Five foods that can aid optimal thyroid function : 

Roasted seaweed, seaweed, such as kelp, nori, & wakame, are naturally rich in iodine—a trace element needed for normal thyroid function. Eat seaweed with sushi or get packaged seaweed snacks to toss in salads.

Salted nuts, brazil nuts, macadamia nuts, & hazelnuts are excellent sources of selenium, which helps support healthy thyroid function. Pack a small bag of assorted nuts to snack on throughout the day.

Baked fish and most fish are rich in Omega-3 fatty acids & selenium, which both help decrease inflammation. Bake salmon, cod, sea bass, haddock, or perch for lunch or dinner to get a healthy dose of Omega-3s & selenium.

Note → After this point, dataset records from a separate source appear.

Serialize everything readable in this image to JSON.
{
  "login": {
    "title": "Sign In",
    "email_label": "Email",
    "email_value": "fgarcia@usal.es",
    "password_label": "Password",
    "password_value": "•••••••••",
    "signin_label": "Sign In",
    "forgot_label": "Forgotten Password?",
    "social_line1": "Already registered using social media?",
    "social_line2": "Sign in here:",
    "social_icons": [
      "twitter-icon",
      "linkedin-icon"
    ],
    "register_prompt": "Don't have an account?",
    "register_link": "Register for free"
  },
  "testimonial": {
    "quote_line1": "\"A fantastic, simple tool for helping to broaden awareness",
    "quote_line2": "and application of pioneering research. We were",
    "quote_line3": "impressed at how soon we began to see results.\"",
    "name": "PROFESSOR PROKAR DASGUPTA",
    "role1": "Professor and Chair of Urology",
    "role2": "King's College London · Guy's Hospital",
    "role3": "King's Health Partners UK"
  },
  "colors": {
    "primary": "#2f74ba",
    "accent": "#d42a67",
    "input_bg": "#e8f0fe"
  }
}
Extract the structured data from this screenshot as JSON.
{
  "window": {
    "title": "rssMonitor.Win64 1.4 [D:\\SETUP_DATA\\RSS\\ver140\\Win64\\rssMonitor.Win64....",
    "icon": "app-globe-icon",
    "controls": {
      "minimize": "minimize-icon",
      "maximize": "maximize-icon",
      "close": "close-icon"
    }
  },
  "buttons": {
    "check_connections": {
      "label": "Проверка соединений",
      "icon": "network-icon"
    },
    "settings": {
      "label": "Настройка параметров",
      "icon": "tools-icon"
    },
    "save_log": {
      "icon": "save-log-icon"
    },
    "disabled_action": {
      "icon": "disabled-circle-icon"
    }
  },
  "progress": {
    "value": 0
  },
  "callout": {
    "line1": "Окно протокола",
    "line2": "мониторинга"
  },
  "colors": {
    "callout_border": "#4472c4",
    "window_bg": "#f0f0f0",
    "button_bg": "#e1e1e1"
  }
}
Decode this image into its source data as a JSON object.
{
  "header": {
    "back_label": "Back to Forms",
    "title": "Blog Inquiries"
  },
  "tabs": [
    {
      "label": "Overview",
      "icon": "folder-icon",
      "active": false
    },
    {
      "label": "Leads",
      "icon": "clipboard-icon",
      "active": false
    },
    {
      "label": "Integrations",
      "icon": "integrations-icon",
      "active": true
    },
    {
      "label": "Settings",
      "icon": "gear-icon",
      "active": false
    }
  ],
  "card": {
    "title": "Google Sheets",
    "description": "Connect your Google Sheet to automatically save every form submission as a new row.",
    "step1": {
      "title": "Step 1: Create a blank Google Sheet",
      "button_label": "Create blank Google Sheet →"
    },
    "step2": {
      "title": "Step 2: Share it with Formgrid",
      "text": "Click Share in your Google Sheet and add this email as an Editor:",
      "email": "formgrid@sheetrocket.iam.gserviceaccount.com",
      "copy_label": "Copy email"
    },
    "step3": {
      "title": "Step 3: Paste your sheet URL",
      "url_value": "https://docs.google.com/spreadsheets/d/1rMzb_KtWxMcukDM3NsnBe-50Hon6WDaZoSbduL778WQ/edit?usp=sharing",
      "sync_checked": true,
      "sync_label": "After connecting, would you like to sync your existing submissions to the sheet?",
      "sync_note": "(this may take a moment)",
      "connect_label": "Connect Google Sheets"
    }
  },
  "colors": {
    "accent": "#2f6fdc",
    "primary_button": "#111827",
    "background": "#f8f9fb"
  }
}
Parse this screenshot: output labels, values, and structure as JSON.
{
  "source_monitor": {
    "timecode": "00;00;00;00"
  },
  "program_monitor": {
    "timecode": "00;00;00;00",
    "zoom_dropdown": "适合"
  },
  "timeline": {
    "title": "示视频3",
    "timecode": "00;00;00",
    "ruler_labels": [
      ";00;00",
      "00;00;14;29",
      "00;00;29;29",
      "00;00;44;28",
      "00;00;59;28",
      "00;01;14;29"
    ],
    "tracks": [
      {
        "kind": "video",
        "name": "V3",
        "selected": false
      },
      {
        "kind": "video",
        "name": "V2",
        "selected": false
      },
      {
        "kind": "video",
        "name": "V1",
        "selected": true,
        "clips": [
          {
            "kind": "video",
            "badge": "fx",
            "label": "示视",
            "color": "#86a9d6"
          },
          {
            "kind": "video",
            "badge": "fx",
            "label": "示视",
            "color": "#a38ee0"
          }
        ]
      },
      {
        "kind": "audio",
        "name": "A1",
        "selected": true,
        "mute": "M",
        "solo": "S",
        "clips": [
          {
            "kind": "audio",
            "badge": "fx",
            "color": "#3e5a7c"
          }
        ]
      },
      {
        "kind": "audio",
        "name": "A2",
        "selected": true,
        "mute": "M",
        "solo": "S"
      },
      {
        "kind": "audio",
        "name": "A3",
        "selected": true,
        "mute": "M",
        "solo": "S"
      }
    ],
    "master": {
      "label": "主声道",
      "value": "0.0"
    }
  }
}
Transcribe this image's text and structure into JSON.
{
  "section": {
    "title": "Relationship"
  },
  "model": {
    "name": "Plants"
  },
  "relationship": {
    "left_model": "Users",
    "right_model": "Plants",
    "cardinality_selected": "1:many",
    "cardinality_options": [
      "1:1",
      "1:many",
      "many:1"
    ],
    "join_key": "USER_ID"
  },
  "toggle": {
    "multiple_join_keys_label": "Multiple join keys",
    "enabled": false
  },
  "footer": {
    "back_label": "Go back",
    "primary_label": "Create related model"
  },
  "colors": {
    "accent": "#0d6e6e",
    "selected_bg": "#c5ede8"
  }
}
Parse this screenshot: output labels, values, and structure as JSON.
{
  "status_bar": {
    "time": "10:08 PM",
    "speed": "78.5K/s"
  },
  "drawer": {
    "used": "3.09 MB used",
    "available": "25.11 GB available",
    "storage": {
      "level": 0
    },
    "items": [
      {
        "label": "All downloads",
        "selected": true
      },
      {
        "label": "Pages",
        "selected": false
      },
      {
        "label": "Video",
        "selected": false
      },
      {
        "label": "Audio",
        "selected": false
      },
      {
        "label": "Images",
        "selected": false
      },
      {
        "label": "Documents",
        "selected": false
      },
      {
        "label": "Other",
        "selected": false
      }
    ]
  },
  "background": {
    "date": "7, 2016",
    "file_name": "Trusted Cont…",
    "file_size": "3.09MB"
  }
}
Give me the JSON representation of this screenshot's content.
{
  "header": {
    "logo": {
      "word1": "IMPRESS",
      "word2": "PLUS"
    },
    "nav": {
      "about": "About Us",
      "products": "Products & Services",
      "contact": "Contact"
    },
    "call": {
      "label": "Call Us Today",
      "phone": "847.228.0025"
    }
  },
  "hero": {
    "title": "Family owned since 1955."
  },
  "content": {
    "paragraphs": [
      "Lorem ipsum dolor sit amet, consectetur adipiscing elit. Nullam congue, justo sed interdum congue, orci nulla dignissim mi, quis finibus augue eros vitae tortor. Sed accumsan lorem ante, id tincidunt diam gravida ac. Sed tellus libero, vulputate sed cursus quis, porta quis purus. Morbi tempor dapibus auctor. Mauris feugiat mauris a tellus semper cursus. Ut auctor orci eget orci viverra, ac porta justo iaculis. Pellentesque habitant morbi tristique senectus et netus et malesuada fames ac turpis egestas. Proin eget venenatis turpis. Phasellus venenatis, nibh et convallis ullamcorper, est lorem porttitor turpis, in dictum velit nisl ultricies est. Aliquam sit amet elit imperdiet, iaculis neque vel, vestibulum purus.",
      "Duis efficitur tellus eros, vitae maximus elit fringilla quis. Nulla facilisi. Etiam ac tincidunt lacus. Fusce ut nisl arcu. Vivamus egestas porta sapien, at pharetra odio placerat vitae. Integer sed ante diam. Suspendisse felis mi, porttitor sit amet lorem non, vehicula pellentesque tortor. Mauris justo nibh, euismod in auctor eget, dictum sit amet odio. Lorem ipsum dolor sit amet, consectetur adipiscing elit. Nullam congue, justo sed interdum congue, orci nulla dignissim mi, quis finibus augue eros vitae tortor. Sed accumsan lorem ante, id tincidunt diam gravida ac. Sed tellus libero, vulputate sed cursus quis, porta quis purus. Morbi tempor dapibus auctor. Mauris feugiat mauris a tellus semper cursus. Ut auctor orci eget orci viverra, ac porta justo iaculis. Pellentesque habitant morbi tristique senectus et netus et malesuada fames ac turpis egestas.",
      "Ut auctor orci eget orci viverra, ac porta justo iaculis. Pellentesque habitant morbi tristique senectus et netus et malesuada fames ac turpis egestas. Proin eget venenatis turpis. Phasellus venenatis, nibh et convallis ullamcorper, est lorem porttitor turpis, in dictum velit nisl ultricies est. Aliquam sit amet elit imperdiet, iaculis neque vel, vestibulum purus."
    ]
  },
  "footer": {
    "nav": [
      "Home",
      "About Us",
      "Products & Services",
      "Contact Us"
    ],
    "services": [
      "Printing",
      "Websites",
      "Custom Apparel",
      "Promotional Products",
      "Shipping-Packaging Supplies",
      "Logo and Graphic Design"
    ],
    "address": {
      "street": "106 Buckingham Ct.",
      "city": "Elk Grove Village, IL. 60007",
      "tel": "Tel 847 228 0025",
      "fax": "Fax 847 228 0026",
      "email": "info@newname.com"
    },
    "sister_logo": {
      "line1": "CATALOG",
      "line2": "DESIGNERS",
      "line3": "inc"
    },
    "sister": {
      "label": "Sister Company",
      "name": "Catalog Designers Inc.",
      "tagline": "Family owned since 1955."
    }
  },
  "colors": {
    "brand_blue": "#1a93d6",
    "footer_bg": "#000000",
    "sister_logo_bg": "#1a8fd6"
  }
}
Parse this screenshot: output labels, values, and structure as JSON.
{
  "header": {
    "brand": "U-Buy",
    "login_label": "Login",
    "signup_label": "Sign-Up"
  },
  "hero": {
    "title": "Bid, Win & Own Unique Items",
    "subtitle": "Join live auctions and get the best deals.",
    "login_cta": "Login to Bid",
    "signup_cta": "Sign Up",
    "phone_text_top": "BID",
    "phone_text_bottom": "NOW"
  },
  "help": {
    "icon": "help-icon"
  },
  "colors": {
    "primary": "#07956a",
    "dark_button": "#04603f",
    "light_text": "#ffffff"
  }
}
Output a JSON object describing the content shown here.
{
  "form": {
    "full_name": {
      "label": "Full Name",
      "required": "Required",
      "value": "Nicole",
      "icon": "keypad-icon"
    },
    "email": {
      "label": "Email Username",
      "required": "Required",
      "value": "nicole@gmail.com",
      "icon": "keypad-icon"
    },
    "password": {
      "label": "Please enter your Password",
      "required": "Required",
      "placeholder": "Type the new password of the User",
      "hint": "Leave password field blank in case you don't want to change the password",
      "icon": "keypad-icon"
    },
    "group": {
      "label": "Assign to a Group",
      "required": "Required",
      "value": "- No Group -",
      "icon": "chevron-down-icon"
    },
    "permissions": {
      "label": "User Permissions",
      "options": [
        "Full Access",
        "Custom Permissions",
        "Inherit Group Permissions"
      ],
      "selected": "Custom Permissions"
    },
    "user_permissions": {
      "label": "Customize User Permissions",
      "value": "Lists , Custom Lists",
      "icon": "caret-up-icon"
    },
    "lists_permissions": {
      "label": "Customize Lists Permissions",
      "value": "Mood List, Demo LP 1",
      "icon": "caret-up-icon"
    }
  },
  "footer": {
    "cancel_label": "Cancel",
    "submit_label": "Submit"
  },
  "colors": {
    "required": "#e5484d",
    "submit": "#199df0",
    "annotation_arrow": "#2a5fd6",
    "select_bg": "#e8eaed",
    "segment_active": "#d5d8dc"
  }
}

Frozen yogurt. Dairy products like yogurt contain iodine. The thyroid needs iodine to prevent its glands from becoming enlarged—known as goiter. Treat yourself to a low-fat serving of frozen yogurt to get sufficient levels of iodine. To killl two birds with one stone aim for kefir yogurt which contains plenty of probiotics which supports gut health. 

Fresh eggs. Eggs contain healthy amounts of both selenium & iodine. For the most health benefits, eat the whole egg, as the yolk holds most of the nutrients.

Here are 5 tips to help create a better balanced metabolism.

  1. Stop doing HIIT workouts (these type of workouts should make up the bare minimum in your weeks training – due to the excessive stress it causes on the thyroid and adrenals. Not all types of exercise is created equal). 
  2. Increase the amount of strength training you do per week. (Strength stimulates anabolic hormone production which helps to increase thyroid activity – you do not get this same boost from HIIT type workouts). 
  3. Remove caffeine from your diet. It wreaks havoc on the adrenals and thyroid system.
  4. Reduce sugar intake . Another factor that screws around with energy levels.
  5. Spend more time outdoors in the sun in nature. 

The “PMF health assessment questionnaire” which give’s me a considerable insight into the physiological health of the client is a tool I used to asses metabolic function with clients – it’s 11 pages long. 

So even before I create any programming or nutrition advice to the client they would need to complete 11 pages of very in depth questioning.